その船の反応のあった地点から辻和菜が這いだした。
「……かはっ」
沈んでいく船を足場に辻和菜は生還を果たしていた。
「月並みな台詞だが……何故、生きている?辻和菜」
辻和菜はその目を射抜くように鋭くし、右手には甲板に投げ捨てたはずの刀を左手にはいつの間にか組み立てた機関銃を手にした。
「……某は遥香に生かされた」
「三橋遥香に?」
辻和菜が此方に銃口を向けた瞬間、超能力の反応が表示された。
「あれは……」
辻和菜は銃の適正が低い。それは三橋遥香の記憶によって知りうる情報だ。
元の適正が低い分、一週間程度の訓練で移動可能な飛行物に当てるというのは不可能であり、仮に当たったとしても連射して数発まぐれ当たりというところだ。
だが、辻和菜の放った弾丸達は正確に此方を撃ち抜こうと軌道を無理矢理曲げてきた。
『指向性フィールドを!』
しかし、それは寸前のところで防御壁に阻まれる。
両肩の装甲に設置された防御装置。魔法少女に対抗しうる特別性であるそれは、機関銃の弾丸等問題ではなかった。
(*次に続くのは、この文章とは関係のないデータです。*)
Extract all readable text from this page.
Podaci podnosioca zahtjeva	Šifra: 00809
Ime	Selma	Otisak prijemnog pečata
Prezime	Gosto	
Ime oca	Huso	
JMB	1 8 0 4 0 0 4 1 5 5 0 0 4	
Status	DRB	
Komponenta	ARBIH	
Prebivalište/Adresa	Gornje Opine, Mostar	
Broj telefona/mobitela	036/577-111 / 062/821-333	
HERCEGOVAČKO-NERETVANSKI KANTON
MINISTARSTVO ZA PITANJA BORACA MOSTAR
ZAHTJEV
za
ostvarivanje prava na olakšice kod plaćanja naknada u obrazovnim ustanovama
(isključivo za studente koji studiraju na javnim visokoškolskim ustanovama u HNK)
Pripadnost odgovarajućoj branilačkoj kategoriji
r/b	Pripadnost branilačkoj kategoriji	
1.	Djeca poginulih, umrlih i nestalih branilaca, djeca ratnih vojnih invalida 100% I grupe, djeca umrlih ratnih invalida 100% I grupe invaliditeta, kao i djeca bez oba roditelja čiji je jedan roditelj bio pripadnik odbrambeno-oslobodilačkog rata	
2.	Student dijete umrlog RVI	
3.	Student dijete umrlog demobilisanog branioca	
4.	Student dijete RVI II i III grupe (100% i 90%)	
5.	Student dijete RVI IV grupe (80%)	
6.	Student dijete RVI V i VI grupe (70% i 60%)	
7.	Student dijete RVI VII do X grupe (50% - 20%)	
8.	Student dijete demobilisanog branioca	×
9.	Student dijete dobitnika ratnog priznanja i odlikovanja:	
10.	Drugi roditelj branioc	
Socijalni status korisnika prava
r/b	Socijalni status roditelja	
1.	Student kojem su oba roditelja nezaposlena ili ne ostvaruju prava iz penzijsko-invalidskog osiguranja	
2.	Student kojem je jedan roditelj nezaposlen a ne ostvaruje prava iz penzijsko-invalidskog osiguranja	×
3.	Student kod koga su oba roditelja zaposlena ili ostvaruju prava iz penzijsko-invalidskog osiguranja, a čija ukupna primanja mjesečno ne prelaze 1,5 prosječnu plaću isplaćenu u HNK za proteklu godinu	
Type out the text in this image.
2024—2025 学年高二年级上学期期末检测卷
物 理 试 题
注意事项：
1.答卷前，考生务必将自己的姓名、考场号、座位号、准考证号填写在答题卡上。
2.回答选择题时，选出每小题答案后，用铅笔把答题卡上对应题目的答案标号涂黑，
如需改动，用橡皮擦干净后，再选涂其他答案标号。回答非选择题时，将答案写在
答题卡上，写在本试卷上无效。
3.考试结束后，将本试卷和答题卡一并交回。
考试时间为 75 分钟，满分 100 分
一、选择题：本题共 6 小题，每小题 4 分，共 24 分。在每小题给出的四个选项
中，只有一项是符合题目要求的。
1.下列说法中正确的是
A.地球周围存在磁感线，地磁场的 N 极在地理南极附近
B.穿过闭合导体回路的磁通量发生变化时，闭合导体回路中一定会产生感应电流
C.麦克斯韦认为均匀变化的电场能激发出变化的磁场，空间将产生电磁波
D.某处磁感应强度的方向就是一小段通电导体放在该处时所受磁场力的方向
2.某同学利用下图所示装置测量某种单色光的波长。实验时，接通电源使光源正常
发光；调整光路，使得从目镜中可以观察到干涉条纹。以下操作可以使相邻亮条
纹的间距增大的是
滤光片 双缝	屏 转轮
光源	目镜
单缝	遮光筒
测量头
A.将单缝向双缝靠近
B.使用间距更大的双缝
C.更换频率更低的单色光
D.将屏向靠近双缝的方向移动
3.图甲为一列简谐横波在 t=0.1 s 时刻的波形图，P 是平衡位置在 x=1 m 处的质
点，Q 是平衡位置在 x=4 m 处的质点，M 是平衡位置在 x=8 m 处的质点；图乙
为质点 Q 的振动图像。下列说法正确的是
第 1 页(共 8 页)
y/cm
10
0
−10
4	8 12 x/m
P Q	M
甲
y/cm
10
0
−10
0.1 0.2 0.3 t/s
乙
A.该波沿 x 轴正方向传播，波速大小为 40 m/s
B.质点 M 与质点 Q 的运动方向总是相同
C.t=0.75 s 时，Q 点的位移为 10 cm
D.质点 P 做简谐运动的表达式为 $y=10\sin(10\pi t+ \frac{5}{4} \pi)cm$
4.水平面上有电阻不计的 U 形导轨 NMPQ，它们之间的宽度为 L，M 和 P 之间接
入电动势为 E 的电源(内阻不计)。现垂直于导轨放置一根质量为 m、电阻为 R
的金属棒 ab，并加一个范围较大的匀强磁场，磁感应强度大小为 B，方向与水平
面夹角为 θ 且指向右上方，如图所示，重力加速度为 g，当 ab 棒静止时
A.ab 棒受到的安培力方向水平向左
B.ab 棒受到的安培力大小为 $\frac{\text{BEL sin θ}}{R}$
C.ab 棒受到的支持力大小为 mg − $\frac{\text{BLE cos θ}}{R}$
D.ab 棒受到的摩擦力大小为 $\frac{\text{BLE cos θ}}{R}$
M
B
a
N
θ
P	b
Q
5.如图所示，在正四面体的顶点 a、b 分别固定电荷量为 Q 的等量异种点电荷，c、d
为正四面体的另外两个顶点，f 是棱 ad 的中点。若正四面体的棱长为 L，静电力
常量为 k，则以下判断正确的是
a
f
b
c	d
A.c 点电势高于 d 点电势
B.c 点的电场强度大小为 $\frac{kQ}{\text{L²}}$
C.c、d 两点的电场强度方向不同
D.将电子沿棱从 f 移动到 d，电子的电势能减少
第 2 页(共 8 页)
「――――そうか、それは三橋遥香の指向操作の超能力。お前は三橋遥香が消滅した際に真下に居て……あの光を浴びた。だから、三橋遥香の力を手に入れたんだな」
指向操作によって、爆風を反らし、海中にありながら、武装を濡らさずに海面に出る。
難度は高くても、可能ではある。
「火事場での馬鹿力か、候補生とはいえヒロインらしくはあるな。しかし、限界だろう?」
辻和菜はそれだけの事をやり、今も力を使っていて、薬もまだ抜けきっていない。
「う……ぐ……遥香、某に……!」
「執念だな。だが、コイツを反らせるだけの力はないだろ?」
ランスが開き、露出した銃口に『悪』のエネルギーが収束していく。
データによると火力は通常時の三十倍。
精神だけで持ちこたえられるものではないという確信があった。
「ここまで、だ……な!?」
モニターの端に遠方からのエネルギー反応が表示された。